Three people who live or work in Hammersmith and Fulham have issued judicial review proceedings in the High Court to stop the Tory council cutting the Law Centre’s grant. The three are challenging the proposed 60% grant cut, and applying for a ‘fast track’ order for the case to be heard urgently. The three individuals are:
* a long leaseholder represented by the Law Centre at Leasehold Valuation Tribunal: ‘the centre provides such an important service, without the help of the Law Centre in King Street, I know I would have lost not only my home but also my sanity’;
* a Fulham mother, a British citizen, whose children were refused British citizenship and won her High Court battle with help from the Law Centre;
* a shop assistant and former volunteer from a refugee community group being represented by the Law Centre at Employment Tribunal in an equal pay claim.

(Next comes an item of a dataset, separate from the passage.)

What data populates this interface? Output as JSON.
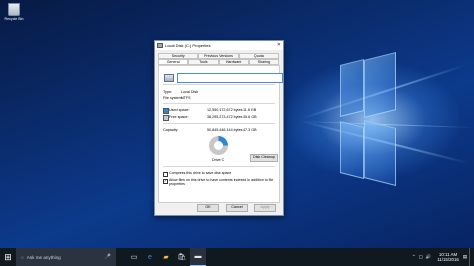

The three argue that the council's decision to cut the Law Centre's grant was unlawful because they failed to carry out any proper consultation and also that the Council's decision-making process in reducing the priority given to immigration advice was in breach of its duties under the Race Relations Act 1976.
Hammersmith and Fulham Community Law Centre has been funded by the council for 28 years. The decision to reduce the Law Centre's annual funding from £261,000 to £102,000 was made with less than two weeks notice and with no opportunity for representations to be made. No reasons were given, despite the fact that council officers recently rated the service ‘best value’ and assessed the current grant application as a 95% fit with the Council’s own funding criteria.
Sue Willman, solicitor for the claimants, said: "This cut will reduce access to justice for local residents, especially those who are disadavantaged and most in need of legal advice at a time when legal aid is already in short supply. The Law Centre's clients are calling on the High Court to intervene because the decision is unlawful and discriminatory."